Per chi ama le contaminazioni di genere nonché il sottogenere horror che non si prende troppo sul serio, c'è davvero da divertirsi. Gli spettatori più cinefili e attenti non faticheranno a trovare alcune somiglianze, se non veri e propri omaggi, ad un capostipite quale il celebre Pericolosa partita del 1932 ma anche al più recente, ma quasi altrettanto rivoluzionario, Quella casa nel bosco di Drew Goddard. Il film di Bettinelli-Olpin e Gillett non punta così in alto, ma si limita a voler intrattenere, e magari anche entusiasmare, chi è stufo del solito horror/thriller e va in cerca in qualcosa di diverso, qualcosa che sia in grado di farsi notare all'interno di un mercato fatto di sequel e remake tutti uguali. Finché morte non ci separi, insomma, al giocare a nascondino con zombie o spettri di molti film horror contemporanei, preferisce della sane risate. Magari causate da sangue a secchiate.
Conclusioni
Per rimanere in tema di matrimoni, potremmo chiudere questa nostra recensione di Finché morte non ci separi con un semplice sì. Perché ci siamo divertiti, non ci siamo annoiati nemmeno per un secondo e abbiamo apprezzato sia l'ambientazione che tutti i personaggi presenti, a partire da quello interpretato dalla brava e affascinante Samara Weaving. Non sappiamo se il film tra qualche anno sarà considerato addirittura un cult, ma di sicuro ha tutte le caratteristiche giuste per diventarlo.
Perché ci piace
- Il film intrattiene e diverte nel migliore senso del termine: si ride, si sta in tensione, si gioisce per quanto avviene sullo schermo. Per tutta la sua durata non c'è un attimo di pausa.

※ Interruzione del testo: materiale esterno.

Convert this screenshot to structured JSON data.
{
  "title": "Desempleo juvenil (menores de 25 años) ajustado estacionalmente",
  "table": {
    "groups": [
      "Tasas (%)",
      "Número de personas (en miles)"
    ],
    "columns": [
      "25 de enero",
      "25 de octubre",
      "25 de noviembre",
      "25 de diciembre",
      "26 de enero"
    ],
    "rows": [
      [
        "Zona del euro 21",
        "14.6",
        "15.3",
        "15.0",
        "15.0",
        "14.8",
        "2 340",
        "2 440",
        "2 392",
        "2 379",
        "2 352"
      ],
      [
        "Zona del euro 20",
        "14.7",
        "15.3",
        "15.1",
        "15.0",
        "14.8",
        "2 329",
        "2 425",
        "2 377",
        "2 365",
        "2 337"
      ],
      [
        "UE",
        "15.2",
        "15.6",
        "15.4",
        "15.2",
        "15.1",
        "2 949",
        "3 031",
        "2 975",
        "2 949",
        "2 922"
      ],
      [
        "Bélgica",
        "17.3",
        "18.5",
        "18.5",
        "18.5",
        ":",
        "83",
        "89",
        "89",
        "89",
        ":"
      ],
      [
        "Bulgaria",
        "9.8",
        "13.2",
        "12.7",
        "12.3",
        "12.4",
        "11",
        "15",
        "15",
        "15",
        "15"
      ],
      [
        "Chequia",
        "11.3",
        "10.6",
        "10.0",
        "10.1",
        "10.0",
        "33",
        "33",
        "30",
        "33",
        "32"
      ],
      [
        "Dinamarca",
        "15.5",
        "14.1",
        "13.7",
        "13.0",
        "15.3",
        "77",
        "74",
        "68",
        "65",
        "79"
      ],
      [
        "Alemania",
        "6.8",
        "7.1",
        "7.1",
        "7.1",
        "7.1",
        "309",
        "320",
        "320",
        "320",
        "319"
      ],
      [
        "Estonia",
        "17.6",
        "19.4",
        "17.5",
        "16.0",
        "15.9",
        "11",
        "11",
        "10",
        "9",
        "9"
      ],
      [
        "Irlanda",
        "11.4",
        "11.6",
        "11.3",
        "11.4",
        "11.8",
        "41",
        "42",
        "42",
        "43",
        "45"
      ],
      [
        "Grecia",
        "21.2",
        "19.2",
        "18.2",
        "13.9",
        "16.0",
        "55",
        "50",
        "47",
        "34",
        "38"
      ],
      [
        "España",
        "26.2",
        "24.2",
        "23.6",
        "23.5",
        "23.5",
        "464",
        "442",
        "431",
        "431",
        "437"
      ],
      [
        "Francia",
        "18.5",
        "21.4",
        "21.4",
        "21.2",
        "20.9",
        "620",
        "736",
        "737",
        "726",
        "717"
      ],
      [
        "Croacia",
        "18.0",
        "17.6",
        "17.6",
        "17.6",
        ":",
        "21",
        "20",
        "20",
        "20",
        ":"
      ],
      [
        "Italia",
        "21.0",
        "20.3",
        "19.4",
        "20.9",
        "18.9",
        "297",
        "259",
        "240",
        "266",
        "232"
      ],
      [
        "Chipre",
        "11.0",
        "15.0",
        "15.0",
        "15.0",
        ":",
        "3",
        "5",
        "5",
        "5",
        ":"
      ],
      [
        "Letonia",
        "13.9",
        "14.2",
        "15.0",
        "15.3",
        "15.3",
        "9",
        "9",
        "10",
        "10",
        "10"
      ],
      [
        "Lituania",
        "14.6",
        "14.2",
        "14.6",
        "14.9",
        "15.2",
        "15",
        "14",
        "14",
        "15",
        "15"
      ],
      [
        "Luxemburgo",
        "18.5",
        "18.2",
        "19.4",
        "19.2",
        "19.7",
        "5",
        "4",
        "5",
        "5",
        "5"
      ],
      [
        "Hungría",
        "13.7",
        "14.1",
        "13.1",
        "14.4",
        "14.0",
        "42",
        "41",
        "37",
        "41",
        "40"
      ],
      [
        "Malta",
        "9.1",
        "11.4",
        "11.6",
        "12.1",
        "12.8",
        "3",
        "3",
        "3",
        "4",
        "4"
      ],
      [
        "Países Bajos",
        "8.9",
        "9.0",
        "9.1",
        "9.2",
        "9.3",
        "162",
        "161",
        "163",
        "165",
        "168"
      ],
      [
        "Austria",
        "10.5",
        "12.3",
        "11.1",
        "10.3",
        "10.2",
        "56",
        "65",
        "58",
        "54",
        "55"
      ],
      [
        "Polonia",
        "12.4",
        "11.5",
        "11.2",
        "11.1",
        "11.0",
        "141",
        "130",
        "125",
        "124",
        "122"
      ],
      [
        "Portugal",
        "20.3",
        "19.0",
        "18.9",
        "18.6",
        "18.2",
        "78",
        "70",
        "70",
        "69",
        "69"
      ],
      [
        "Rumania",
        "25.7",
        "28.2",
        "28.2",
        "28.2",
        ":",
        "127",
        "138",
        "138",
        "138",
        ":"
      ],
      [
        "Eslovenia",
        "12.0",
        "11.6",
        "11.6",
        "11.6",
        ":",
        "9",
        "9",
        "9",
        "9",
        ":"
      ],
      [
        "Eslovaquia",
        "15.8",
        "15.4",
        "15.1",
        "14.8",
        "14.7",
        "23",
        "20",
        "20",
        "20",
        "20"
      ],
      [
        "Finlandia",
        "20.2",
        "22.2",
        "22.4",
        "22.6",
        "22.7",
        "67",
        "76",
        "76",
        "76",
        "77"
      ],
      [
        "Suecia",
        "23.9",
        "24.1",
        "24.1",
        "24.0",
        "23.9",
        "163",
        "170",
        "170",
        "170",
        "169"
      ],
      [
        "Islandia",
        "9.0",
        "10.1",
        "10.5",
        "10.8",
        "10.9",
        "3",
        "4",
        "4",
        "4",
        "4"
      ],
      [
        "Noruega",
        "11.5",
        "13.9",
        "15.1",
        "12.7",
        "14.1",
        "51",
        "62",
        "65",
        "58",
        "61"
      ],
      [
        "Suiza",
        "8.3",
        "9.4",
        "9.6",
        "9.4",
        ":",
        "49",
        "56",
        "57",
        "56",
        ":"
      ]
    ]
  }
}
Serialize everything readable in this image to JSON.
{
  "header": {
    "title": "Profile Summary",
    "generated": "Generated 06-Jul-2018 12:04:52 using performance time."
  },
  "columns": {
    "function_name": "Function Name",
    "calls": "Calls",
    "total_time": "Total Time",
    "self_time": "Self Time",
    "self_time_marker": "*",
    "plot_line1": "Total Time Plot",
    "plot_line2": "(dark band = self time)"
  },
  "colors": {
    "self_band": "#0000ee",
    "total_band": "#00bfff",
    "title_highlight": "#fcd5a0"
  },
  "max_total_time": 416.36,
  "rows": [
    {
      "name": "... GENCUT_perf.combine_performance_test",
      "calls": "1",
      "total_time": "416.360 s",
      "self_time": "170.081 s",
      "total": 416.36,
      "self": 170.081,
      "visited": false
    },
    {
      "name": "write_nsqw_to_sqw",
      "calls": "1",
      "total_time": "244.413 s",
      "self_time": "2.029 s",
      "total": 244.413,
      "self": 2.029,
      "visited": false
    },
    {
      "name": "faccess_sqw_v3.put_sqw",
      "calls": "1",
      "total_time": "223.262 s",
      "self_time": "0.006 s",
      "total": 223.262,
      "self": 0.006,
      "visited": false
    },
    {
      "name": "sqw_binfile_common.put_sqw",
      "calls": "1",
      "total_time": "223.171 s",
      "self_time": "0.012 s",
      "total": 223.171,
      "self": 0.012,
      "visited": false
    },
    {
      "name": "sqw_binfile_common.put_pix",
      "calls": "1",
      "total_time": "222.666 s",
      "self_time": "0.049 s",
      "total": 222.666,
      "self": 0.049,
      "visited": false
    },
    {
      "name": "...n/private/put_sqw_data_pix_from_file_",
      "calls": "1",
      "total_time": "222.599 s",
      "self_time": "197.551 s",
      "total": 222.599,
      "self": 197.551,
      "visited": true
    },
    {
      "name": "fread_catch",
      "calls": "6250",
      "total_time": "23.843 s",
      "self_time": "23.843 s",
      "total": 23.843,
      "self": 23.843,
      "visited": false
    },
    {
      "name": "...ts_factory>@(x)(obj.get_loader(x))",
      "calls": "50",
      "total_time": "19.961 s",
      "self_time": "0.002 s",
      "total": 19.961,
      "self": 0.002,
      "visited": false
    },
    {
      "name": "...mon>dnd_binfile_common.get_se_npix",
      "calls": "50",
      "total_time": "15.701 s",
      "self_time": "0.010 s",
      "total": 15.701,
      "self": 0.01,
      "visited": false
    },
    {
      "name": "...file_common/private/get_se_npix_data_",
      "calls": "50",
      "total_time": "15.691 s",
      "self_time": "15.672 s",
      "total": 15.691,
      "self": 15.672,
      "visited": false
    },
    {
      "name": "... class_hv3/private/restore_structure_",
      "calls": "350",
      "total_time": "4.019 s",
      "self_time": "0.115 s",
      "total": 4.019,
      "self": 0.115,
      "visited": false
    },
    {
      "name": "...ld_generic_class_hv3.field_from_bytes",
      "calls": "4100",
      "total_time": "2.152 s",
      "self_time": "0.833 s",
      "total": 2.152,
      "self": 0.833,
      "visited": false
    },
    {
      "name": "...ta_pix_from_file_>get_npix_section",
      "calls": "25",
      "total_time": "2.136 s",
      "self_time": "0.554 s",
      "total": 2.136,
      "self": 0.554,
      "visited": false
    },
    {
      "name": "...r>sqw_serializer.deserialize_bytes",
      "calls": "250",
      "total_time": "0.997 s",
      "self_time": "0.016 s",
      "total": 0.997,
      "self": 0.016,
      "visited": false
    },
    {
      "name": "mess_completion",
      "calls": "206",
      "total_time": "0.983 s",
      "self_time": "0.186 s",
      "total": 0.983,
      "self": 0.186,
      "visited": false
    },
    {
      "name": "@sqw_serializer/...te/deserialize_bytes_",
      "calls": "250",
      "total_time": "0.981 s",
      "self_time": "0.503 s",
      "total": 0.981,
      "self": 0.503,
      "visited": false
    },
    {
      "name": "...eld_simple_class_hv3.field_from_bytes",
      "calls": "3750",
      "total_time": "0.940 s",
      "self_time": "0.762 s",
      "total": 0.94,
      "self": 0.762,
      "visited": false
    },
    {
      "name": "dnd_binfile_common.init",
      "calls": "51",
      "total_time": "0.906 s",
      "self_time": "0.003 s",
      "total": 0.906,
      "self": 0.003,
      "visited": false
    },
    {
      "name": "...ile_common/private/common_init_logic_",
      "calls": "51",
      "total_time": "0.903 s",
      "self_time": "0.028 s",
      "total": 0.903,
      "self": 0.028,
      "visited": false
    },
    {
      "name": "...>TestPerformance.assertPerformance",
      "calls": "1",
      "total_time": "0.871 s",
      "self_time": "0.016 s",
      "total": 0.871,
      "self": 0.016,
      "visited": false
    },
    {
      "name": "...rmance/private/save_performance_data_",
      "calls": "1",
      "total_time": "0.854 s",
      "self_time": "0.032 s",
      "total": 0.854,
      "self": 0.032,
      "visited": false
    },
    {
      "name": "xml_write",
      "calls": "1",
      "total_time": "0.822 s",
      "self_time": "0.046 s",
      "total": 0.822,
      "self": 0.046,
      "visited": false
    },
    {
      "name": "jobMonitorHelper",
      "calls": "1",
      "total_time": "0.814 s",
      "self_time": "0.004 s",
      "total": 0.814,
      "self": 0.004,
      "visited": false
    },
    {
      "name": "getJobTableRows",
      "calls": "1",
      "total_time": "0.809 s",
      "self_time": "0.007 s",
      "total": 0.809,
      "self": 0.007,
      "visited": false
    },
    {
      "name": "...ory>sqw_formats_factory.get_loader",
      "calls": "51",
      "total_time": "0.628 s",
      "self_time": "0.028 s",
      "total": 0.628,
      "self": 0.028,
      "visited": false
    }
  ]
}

- Ogni personaggio del film è sufficientemente curato e caratterizzato, ma su tutti ovviamente brilla la fantastica Grace.
- La sceneggiatura parte da una premessa abbastanza originale e riesce anche a veicolare dei messaggi attraverso una vera e propria satira sociale piuttosto graffiante...
Cosa non va
- ... peccato che lo sforzo di cercare di creare una vera e propria mitologia dietro a questa premessa risulti forzata e poco coerente con il resto del film.
- Gli amanti dell'horror puro potrebbero non amare il tono fin troppo leggero; chi cerca soltanto una commedia brillante potrebbe rimanere shockato dalla quantità di sangue e violenza. Per tutti gli altri si prospetta tanto divertimento.